The World Conservation Union

The Future of Sustainability: Have Your Say!

Week One - “Global Challenges to Sustainability in the Twenty-First Century”

 

Global Challenges to Sustainability in the Twenty-First Century: science and technology to mobilize people for conservation.

If the 20th century can be taken as a guide, we can reasonably expect the 21st century to pose even greater challenges to the environment. But further developments in science and technology can help people convert future challenges into opportunities, if mobilized in the cause of sustainability.

The Millennium Ecosystem Assessment, a four-year global research effort by over 1300 scientists, found that 60% of the ecosystem services assessed were being degraded. Worse, the four scenarios prepared by the MA all pointed to continuing loss of biodiversity. The 2006 IUCN Red List is a minimum estimate of extinction threat, as only a relatively modest number of species have been carefully assessed; but even so, some 12% of birds, 24% of mammals and 33% of amphibians are threatened. Reversing these trends requires us to understand what is happening to ecosystems, why ecosystems are under pressure, and what we can do about it.

First, the UN projects the human population to reach a peak of around 9 billion or so by around 2030, and then start to decline, bringing the new challenges of an ageing population in addition to growing enough food to fill 3 billion additional stomachs.
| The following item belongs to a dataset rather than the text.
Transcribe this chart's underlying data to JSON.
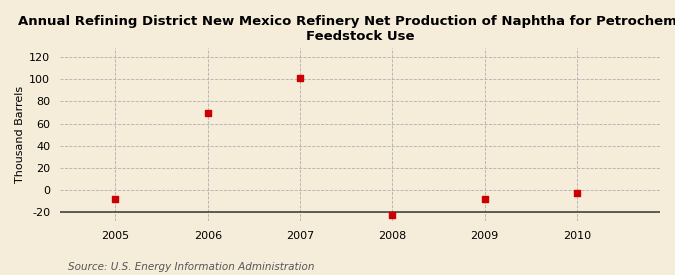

Agriculture will need to undergo a radical transformation if it is to produce more food and biomass for energy without polluting the environment and destroying more natural habitats. Agriculture currently consumes at least ten times the energy it produces, and the globalization of agriculture has added significantly to the energy costs of transportation and storage. This makes the entire operation far less efficient than it must be for sustainability. While new technologies offer promises, they also carry hidden dangers that need to be carefully considered.

Even the most optimistic projections expect poverty to remain a constant challenge, especially in Africa, while many people continue to consume far more than their fair share of our planet’s productivity.

Despite the increasingly urgent warnings, such as Al Gore’s recent film and book, "An Inconvenient Truth", the climate is likely to continue changing, bringing numerous additional challenges to both society and ecosystems. Patterns of rainfall will modify the pattern of landscape productivity in ways that we cannot yet foresee, but are likely to require new adaptations. How can science and technology help this process?

Over the coming decades, we will need to make a fundamental shift from a petroleum-based economy to one based on other forms of energy. Biofuels are being highly promoted, but undoubtedly will have impacts on food production, biodiversity, and water consumption. How will we balance the multiple demands for using land to produce bioenergy or hydroelectricity as opposed to other uses that will provide more sustainable benefits to biodiversity?

Much as we would all like to see a peaceful 21st century, the odds are against it; and given the increasing sophistication of weapons of destruction, we can also expect the environment to suffer from collateral damage. Can conflict be channeled in more constructive directions?

This is a pretty depressing litany of woes, but it gets worse. Because of the way science works, contradictory and conflicting messages are often published, thereby stimulating productive debate but also running the risk of confusing the public about the key issues. Genetic modification, climate change, and nuclear power are dramatic examples of this challenge.

As William Adams says in his background paper, “the failure to understand and live within limits is the main reason why current patterns of development are not sustainable.” But although the concept of limits is central to the challenge of sustainability, it “is in many ways a political non-starter” because it is so threatening to the status quo.

Small wonder that many people tune out when they hear someone trying to build public support for environmental concerns.

Yet environmental challenges also provide us with opportunities. Many people care deeply about biodiversity, wildlife, and protected areas, and would enjoy a healthy environment with people living in balance with resources. IUCN would like to work with such people to make the world a better place for all.

  1. Do you agree that these are the biggest challenges to sustainability that we will face in the coming decades? What are other major challenges?
  2. What will be the key breakthroughs in conservation biology and environmental science in the 21st century that will help society address global challenges to sustainability?
  3. How do we ensure that the key interest groups (ranging from business leaders to the rural poor) are involved in defining the priorities and applying the new advances in science and technology?
  4. How can scientists formulate more positive messages – one that that carry a consensus of support for promising opportunities and can restore a sense of hope in the general public?

During this first week of the IUCN Future of Sustainability Discussion Forum, we are seeking to identify some of the most promising ways of addressing some of the challenges outlined above. Of course some of these solutions will be complex, but we need to provide sound-bite descriptions of those opportunities as a means of capturing public support and interest in the future of sustainability.

We look forward to hearing your views.